TCA: What do you think have been your greatest successes and shortcomings this year?

 

GM: I’m very excited for the traction Aggie Square has received from all four corners. No one has said it’s a bad idea, no one has tried to stop any of it. I think we’re had some real success in fundraising, we’ll probably end up at around $230 million this year […] which is pretty good for a first year considering I came two months into the year. All of the various rankings have, by and large, moved in the right direction. I think the general campus climate is better, still not perfect. I’m anxious to see what the task forces come up with so we can continue to address these basic needs students have and I think students can see we’re paying attention to those things maybe more than perhaps was visible to them in the past.

 

TCA: What are your plans for next school year and beyond?

 

GM: Next school year, we’ll start executing the strategic plan.
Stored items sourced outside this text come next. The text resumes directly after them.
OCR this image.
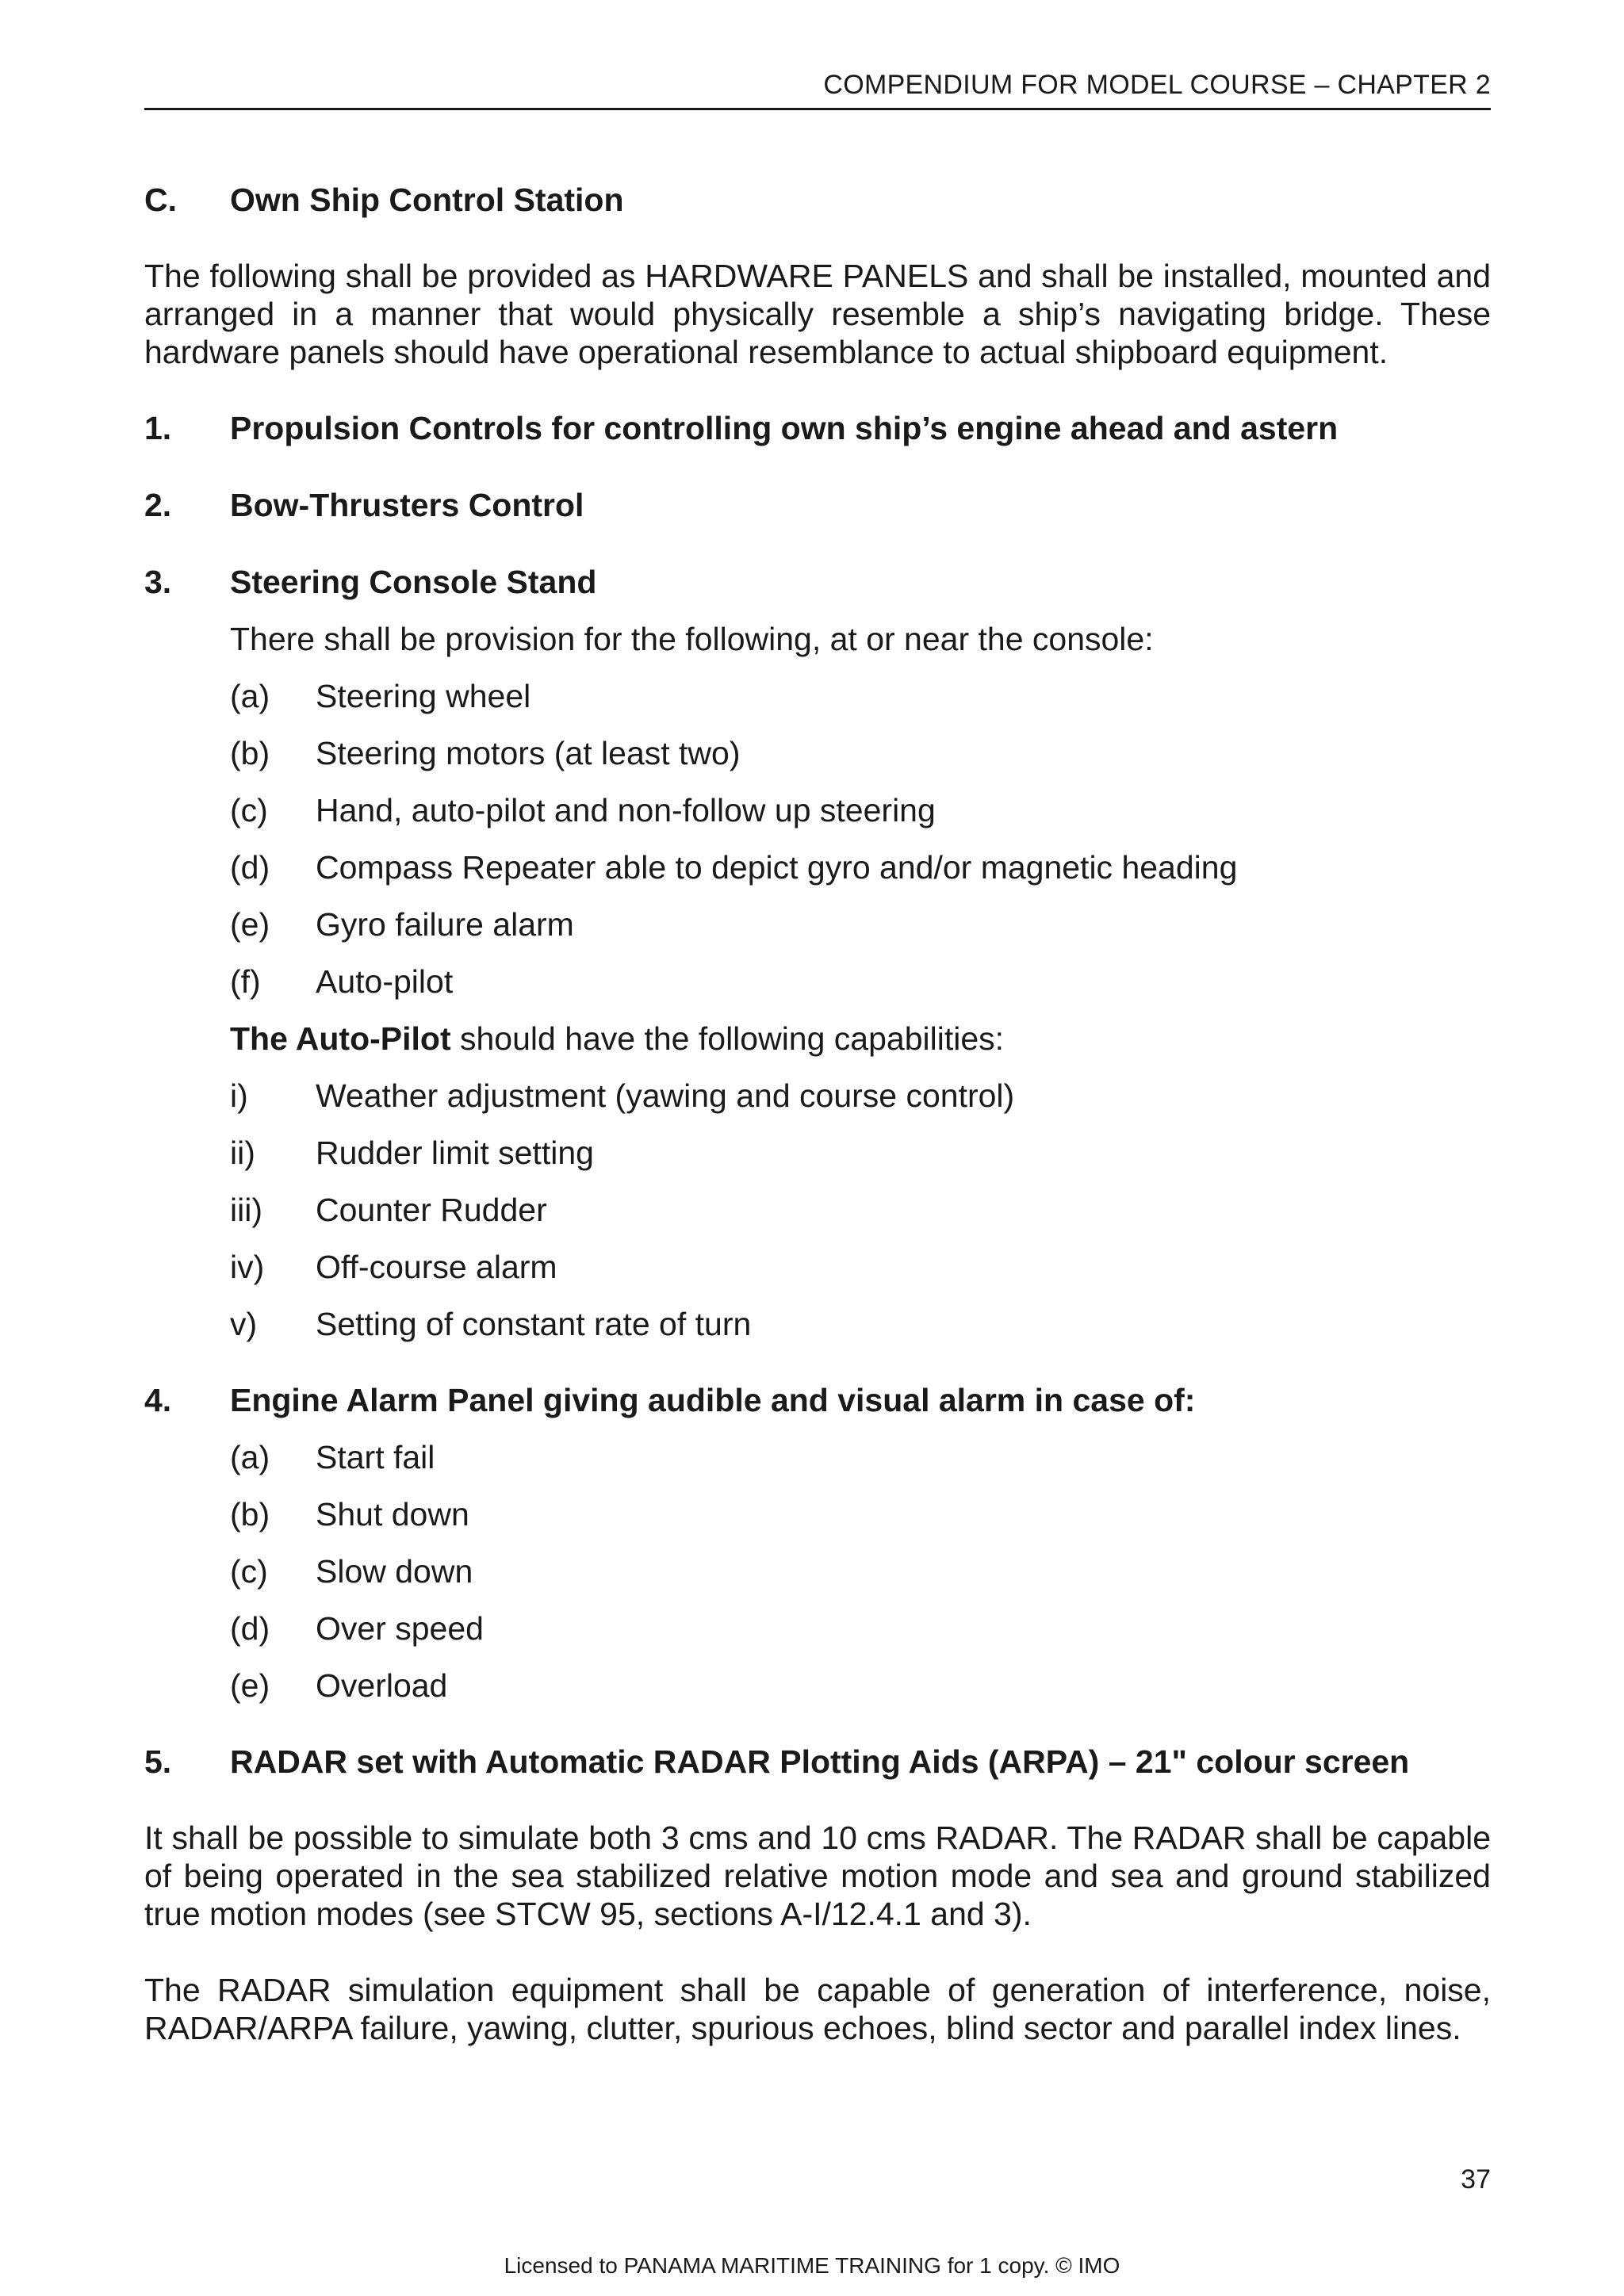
COMPENDIUM FOR MODEL COURSE – CHAPTER 2
C.	Own Ship Control Station

The following shall be provided as HARDWARE PANELS and shall be installed, mounted and arranged in a manner that would physically resemble a ship’s navigating bridge. These hardware panels should have operational resemblance to actual shipboard equipment.

1.	Propulsion Controls for controlling own ship’s engine ahead and astern
2.	Bow-Thrusters Control
3.	Steering Console Stand
There shall be provision for the following, at or near the console:
(a)	Steering wheel
(b)	Steering motors (at least two)
(c)	Hand, auto-pilot and non-follow up steering
(d)	Compass Repeater able to depict gyro and/or magnetic heading
(e)	Gyro failure alarm
(f)	Auto-pilot
The Auto-Pilot should have the following capabilities:
i)	Weather adjustment (yawing and course control)
ii)	Rudder limit setting
iii)	Counter Rudder
iv)	Off-course alarm
v)	Setting of constant rate of turn
4.	Engine Alarm Panel giving audible and visual alarm in case of:
(a)	Start fail
(b)	Shut down
(c)	Slow down
(d)	Over speed
(e)	Overload
5.	RADAR set with Automatic RADAR Plotting Aids (ARPA) – 21" colour screen

It shall be possible to simulate both 3 cms and 10 cms RADAR. The RADAR shall be capable of being operated in the sea stabilized relative motion mode and sea and ground stabilized true motion modes (see STCW 95, sections A-I/12.4.1 and 3).

The RADAR simulation equipment shall be capable of generation of interference, noise, RADAR/ARPA failure, yawing, clutter, spurious echoes, blind sector and parallel index lines.

37
Licensed to PANAMA MARITIME TRAINING for 1 copy. © IMO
That will be very important. For example, when we next do the budget this time next year, we’ll be asking all of the budget owners to tell me how this aligns with the strategic plan, how they’re moving us in the direction we said we all wanted to go. We’ll continue to emphasize the fundraising that we need to do. The culture of a public university has changed significantly and particularly a UC where we used to think the state would provide everything and it doesn’t, and now we need to depend on private sources and other sources to build buildings and to do various programs and to fund scholarships and fellowships and do the things we want to do. […] I think we’ve got our leadership team in place with a couple of exceptions.

 

TCA: Additional thoughts?

 

GM: Thank you for giving me this platform to share my thoughts with the students and I hope we’re moving in the right direction in terms of the relationship we have with the students, not just The Aggie, but the students at large. I hope people will share with me when there are gaps or things we can do better, because we can always do better. But do so in a respectful and constructive way.